Trader Joe’s and H-E-B finished atop this year’s Axios-Harris Poll 100, an annual ranking of the reputations of the most visible U.S. companies across industry sectors.
New York-based brand marketing network Stagwell Inc. said Tuesday that grocery retailers are “riding reputational highs” more than two years after the onset of COVID-19. Amid the burst in food-at-home demand and product shortages triggered by the pandemic, regional supermarket chains are particularly being recognized for “weathering the supply chain storm,” according to the marketing firm.
For the 2022 Axios-Harris Poll 100, three supermarket chains — Trader Joe’s, H-E-B and Wegmans Food Markets — were ranked in the top five, while two other supermarket retailers — The Kroger Co. and Publix Super Markets — came in among the top 25 on the list.

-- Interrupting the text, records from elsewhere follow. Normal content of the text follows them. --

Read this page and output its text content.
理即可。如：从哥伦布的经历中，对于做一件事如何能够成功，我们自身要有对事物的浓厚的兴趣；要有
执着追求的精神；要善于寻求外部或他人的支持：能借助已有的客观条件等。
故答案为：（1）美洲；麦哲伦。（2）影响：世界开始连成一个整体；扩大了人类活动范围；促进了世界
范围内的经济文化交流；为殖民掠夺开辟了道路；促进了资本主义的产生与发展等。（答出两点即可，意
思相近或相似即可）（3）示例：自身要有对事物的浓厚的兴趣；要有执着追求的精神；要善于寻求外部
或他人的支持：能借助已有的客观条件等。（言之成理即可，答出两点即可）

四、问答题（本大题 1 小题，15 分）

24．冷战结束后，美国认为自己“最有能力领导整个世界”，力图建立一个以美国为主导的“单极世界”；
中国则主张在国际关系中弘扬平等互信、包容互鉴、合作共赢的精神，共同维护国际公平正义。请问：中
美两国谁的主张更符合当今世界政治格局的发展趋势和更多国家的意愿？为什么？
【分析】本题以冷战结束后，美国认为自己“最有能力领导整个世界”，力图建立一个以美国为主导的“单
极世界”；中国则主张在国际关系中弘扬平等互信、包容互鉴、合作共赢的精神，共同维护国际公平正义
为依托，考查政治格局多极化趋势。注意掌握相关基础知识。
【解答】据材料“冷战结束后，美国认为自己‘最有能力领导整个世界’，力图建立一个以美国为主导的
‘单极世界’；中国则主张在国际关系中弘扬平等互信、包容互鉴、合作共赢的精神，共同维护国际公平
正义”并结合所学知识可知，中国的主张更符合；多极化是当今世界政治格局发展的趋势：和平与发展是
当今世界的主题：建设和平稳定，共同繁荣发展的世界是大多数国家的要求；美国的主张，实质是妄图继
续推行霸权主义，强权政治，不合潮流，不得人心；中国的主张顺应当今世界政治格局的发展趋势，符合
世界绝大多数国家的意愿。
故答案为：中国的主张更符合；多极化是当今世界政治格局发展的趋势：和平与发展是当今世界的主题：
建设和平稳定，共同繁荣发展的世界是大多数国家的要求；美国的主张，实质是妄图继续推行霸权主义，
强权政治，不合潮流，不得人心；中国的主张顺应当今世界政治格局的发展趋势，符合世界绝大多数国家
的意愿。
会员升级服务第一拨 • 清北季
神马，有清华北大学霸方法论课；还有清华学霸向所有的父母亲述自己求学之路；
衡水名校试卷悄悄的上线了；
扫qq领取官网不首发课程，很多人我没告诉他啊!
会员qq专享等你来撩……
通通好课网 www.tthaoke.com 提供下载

“As Americans move on from COVID, they are looking at corporate reputation through a more practical lens,” The Harris Poll CEO John Gerzema said in a statement. “Companies delivering on time and keeping their promises despite supply chain issues are being held in high regard. Businesses that also do their part to create a better world — whether through sustainability or taking a stand on authentic social issues — also are being rewarded."
This year’s Axios Harris Poll 100 was based on a two-step survey of 33,096 U.S. adults conducted March 11 April 3, 2022. The study starts with an initial survey of the public’s top-of-mind awareness of companies that excel or falter in society, Stagwell reported. Next, a second group of respondents ranks these 100 “most visible companies” according to seven criteria of reputation to determine a final ranking.
The key areas factoring into the ranking include trust “Is this a company I trust?”), vision (“Does this company have a clear vision for the future?), growth (“Is this a growing company?”), products and services (“Does this company develop innovative products and services that I want and value?”), culture (“Is this a good company to work for?), ethics (“Does this company maintain high ethical standards?”) and citizenship (“Does this company share my values and support good causes?”).
Cincinnati-based Kroger, the nation's largest supermarket operator, which came in 25th on the list, noted that it also ranked among the top 10 in the areas of citizenship and trust.
"Kroger's inclusion in the Axios Harris Poll 100 is testament to our amazing team of associates across the company and underscores the critical role that Kroger plays in the future of food," Keith Dailey, group vice president of corporate affairs at The Kroger Co., said in a statement. "With Zero Hunger | Zero Waste at the center of our ESG strategy focused on people, planet and systems, we are working to create a more equitable and sustainable food system to feed Americans for generations to come."
Overall, a dozen food, drug and mass (FDM) retailers made the 2022 Axios Harris Poll 100, led by Trader Joe’s at No. 1, H-E-B at No. 2 and Wegmans at No. 5. Amazon — which sells groceries under its brand via Amazon.com as well as its Amazon Fresh and Amazon Go store banners — came in at No. 7.
Next among retailers in the FDM channel were Publix at No. 19, Kroger at No. 25, Costco Wholesale at No. 26, Walgreens at No. 30, Target at No. 32, CVS at No. 36, Dollar Tree at No. 74 and Walmart at No. 77.
“It’s back to basics with companies that offer quality products and are guided by steadfast values riding to the top,” commented Mark Penn, chairman and CEO of Stagwell, which includes The Harris Poll. “Those that became enmeshed in political quagmires tended to be set back.”
On the 2022 list, Amazon and Walmart were again the two most-visible companies in the nation, followed by Apple, Facebook, Google, Target, Nike, Microsoft, McDonald’s and AT&T, according to Stagwell. Meanwhile, companies making their debut in this year’s Axios-Harris Poll 100 included Trader Joe's, Spotify, Big Lots, Shein and Subway.
In addition, the scores of the top 10 most visible and reputable companies — Trader Joe’s, H-E-B, Patagonia, Hershey, Wegmans, Samsung, Toyota, Amazon, Honda and Sony — were separated by only small degrees, ranging from just under 80 to just over 82.
“To excel at reputation, companies must deliver high marks on business performance, corporate character and trust,” stated Stagwell Vice Chair Ray Day. “While you can build a brand, you earn a reputation. Companies with strong reputations have a price advantage, a competitive advantage and a talent advantage. That’s why reputation needs to be a priority from the board room to the C-suite.”
*Editor's Note: Article updated with comment from Kroger.